How smoking could cause inflammatory bowel disease

A new study's results could help scientists develop new treatments for inflammatory bowel diseases such as Crohn's disease.

Update: 2017-11-01 09:26 GMT
New study explains how smoking increases risk of inflammatory bowel disease. (Photo: Pexels)

Seoul: Cigarette smoking can harm the intestines and increase the risk of colitis - an inflammation of the colon resembling Crohn's disease, scientists warn.

Researchers identified a specific white blood cell and inflammatory protein responsible for this effect in mice exposed to cigarette smoke. The study, published in the journal Frontiers in Immunology, could help scientists to develop new treatments for inflammatory bowel diseases such as Crohn's disease, and increase awareness among smokers of their risk for colitis.

Previous research shows that smoking significantly increases the risk of Crohn's disease, an inflammatory bowel disease. However the mechanism by which cigarette smoke affects the gastrointestinal system was not known. One possibility is that inflammation in the lungs caused by smoking could have a knock-on effect in the intestine.

"The airways and the intestinal system have a lot in common," said Hyunsu Bae, of Kyung Hee University in South Korea. "Interestingly, in Traditional Korean Medicine, a connection between the lung and the large intestine has long been emphasized," said Bae. "Crohn's disease is more likely to occur in people with airway diseases, suggesting that inflammation in the lungs is linked with inflammation in the gut," he said.

Researchers exposed mice to smoke from twenty cigarettes a day, six days a week, for a few weeks. They then examined the presence of inflammation in the mice's lungs and colons. Compared with mice exposed to clean air, mice exposed to cigarette smoke showed significant inflammation in their lungs. They also suffered from a type of colitis resembling Crohn's disease. Researchers found increased levels of mucus and inflammation in the colon, and blood in the feces of the smoke-exposed mice.
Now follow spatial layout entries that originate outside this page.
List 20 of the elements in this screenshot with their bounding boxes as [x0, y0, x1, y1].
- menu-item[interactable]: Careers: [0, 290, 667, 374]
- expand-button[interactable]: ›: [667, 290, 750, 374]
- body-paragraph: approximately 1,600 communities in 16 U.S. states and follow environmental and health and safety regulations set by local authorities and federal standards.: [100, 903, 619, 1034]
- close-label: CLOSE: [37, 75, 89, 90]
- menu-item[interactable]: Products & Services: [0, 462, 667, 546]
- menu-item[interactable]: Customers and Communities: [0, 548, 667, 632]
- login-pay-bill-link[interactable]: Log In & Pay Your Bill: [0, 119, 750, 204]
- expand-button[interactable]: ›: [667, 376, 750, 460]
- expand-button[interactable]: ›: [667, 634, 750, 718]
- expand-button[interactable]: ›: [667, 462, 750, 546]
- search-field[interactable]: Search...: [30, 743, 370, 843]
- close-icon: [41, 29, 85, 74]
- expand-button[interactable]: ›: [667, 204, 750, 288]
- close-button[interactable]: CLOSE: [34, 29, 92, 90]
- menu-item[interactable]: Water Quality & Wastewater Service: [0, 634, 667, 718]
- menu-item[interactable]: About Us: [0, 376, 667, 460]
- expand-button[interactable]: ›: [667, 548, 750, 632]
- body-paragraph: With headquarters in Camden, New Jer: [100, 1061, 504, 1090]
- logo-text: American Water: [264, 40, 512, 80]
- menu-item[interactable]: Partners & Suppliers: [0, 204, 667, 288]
They also found increased levels of CD4+ T cells, a type of white blood cell, which were releasing a pro-inflammatory protein called interferon-gamma. The team repeated the experiment with mice that had very few CD4+ T cells and mice that could not produce interferon-gamma. In both cases, the mice did not develop colitis when exposed to cigarette smoke.

"Our results suggest that cigarette smoking activates specific white blood cells in the lung, which might later move to the colon, triggering bowel inflammation," said Jinju Kim, from Kyung Hee University. "Smokers, especially those who also have bowel disease, should reduce their smoking," said Kim.